There are provisions to ensure the levy is applied no matter where securities from the 11 states are traded, though it is unclear how and by whom the tax would be collected, especially in non-participating countries.
Brussels said it was confident the plan was on sound legal ground. “It was based on careful analysis to ensure that all the conditions for enhanced cooperation, set out in the (European) Treaties, were met,” said Algirdas Semeta, the European commissioner in charge of tax policy.
Under the EU’s rules, enhanced cooperation requires a minimum of nine countries to cooperate on legislation using a process, as long as a majority of the EU’s 27 countries give their permission.
Germany has argued that banks, hedge funds and high-frequency traders should pay for a financial crisis that began in mid-2007 and spread across the world, forcing euro zone countries to bail out peers such as Portugal and Greece.
The British Treasury official said the government hoped it could resolve its differences over the planned tax through negotiation.
He said Thursday’s challenge kept London’s legal options open while the transaction tax takes clearer shape in the year ahead.

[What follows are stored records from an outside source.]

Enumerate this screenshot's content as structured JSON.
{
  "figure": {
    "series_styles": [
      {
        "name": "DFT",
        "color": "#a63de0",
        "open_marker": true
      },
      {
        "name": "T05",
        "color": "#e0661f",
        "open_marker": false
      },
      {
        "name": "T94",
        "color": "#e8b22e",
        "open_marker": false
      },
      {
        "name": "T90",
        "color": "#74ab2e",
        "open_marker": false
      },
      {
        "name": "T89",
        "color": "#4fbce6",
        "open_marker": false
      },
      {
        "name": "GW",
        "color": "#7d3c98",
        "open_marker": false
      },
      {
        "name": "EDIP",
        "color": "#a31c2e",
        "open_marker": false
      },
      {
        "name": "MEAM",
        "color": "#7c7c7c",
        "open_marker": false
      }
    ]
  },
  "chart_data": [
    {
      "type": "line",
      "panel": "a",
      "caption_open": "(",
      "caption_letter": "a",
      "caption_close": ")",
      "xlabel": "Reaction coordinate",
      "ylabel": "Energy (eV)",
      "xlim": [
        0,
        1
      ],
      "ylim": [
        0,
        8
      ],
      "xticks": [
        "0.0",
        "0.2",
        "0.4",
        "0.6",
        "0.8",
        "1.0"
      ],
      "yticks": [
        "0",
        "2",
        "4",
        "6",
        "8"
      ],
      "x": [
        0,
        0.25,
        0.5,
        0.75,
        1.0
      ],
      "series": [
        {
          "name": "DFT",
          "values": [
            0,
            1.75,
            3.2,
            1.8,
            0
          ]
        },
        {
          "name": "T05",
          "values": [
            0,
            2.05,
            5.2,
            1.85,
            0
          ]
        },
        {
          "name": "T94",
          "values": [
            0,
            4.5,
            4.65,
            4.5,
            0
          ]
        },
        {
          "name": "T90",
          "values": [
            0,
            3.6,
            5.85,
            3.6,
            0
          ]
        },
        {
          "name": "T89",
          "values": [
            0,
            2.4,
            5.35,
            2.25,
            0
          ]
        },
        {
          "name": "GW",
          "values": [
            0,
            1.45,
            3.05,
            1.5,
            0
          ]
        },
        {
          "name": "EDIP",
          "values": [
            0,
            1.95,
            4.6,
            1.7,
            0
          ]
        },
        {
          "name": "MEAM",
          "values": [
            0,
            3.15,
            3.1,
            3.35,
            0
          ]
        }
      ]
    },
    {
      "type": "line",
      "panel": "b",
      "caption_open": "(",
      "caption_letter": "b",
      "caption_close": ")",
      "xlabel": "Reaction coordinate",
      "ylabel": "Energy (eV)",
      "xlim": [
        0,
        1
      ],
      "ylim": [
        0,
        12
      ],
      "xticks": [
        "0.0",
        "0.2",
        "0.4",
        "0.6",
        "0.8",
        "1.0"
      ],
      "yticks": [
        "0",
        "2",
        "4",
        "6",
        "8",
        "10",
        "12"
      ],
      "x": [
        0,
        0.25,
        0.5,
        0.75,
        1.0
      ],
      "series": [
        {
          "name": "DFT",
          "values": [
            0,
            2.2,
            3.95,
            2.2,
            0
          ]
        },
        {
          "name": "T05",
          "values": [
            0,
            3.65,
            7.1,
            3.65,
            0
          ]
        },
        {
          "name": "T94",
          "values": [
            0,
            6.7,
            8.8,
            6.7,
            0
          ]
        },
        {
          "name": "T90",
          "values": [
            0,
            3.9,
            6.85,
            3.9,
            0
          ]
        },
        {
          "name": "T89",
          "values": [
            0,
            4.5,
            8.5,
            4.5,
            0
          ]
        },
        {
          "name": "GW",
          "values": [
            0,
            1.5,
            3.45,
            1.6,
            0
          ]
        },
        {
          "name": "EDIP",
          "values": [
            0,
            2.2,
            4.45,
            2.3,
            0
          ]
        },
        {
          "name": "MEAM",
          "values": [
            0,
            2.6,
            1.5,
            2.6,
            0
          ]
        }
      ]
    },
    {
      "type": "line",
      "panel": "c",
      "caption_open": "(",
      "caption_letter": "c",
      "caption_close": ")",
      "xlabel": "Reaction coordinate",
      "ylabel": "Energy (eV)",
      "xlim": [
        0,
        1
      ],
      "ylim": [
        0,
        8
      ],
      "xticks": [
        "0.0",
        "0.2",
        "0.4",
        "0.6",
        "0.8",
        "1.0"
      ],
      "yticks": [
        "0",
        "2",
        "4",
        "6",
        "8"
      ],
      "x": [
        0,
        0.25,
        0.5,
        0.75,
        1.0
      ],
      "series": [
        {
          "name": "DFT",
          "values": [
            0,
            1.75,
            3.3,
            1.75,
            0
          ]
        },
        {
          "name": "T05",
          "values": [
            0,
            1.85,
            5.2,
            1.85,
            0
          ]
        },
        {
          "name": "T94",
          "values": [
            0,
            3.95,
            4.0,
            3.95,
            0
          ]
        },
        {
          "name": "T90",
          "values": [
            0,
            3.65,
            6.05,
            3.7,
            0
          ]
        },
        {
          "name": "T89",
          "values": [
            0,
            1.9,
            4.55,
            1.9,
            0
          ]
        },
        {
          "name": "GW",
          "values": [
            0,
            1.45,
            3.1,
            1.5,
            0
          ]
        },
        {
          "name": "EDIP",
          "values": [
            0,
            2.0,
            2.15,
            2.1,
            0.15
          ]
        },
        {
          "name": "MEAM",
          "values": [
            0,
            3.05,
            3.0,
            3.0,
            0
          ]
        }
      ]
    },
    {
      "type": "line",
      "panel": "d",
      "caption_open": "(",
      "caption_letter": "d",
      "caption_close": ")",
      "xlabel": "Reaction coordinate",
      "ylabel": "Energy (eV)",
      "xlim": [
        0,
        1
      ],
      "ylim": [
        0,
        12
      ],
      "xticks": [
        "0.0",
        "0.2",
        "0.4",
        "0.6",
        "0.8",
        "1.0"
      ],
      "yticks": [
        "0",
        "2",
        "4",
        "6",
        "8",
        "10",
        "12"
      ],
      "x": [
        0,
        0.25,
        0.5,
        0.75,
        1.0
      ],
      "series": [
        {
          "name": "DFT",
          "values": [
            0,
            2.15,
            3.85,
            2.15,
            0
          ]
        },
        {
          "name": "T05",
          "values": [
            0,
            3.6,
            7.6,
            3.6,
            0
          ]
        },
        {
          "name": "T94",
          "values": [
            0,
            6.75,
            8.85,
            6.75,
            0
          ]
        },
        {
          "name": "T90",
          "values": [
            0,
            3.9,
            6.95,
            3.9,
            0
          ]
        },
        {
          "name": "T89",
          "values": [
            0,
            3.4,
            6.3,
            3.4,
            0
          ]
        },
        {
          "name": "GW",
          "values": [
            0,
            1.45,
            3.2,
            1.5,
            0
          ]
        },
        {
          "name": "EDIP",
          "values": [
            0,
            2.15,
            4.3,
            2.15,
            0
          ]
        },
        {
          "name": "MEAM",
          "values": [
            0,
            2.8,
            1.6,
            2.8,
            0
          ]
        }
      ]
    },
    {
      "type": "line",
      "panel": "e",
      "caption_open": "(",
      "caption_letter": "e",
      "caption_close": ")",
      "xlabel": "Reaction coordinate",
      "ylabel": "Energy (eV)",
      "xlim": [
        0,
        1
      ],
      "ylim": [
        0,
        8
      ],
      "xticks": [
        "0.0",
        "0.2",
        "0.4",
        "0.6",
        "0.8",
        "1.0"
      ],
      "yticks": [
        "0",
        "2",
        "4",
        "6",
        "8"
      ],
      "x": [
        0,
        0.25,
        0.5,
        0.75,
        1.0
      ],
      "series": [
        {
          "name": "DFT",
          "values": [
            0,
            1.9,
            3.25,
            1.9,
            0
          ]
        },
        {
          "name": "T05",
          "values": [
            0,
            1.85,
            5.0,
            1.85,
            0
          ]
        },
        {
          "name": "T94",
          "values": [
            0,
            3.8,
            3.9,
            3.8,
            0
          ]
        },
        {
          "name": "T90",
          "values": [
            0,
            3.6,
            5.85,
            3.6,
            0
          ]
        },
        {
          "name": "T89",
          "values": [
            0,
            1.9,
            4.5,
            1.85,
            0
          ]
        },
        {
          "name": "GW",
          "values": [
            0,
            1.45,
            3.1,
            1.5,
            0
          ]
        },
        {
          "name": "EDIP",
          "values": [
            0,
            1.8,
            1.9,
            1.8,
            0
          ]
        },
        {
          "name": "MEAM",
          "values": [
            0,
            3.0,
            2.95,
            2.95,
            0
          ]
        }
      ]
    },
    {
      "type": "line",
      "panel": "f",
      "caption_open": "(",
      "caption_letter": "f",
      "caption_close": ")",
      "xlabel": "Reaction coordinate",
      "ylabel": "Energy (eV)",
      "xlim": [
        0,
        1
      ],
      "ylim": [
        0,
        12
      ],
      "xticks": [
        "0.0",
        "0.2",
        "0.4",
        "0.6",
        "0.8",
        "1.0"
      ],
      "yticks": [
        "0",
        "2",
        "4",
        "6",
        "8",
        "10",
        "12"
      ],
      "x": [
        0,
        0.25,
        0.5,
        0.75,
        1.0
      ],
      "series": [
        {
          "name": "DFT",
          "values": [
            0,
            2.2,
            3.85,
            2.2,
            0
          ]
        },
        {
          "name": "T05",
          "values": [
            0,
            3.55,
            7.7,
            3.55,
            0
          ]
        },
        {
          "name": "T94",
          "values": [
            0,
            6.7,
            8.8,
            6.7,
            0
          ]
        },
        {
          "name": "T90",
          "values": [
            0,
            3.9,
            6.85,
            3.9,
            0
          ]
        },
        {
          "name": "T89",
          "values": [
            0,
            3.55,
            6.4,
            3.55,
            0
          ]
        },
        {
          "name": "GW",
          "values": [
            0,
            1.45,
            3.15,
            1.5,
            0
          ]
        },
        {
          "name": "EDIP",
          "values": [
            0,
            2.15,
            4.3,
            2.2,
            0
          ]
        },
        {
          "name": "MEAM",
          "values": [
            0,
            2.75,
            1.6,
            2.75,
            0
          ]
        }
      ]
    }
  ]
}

A pan-EU proposal for the tax failed due to opposition from Britain, home to the City of London and Europe’s largest financial services industry, as well as other member states including Sweden.
Parliamentarians have criticized the government and the financial sector for not doing enough to stop the tax, saying Britain should go to court to halt the plans.
A trade group representing banks, brokerages and other market-related sectors slammed the planned change.
“This is a tax that will damage markets beyond the 11 states that are considering it, across Europe and also internationally,” said Simon Lewis, chief executive, the Association for Financial Markets in Europe.
“It will act as a brake on economic recovery by increasing costs to investors.”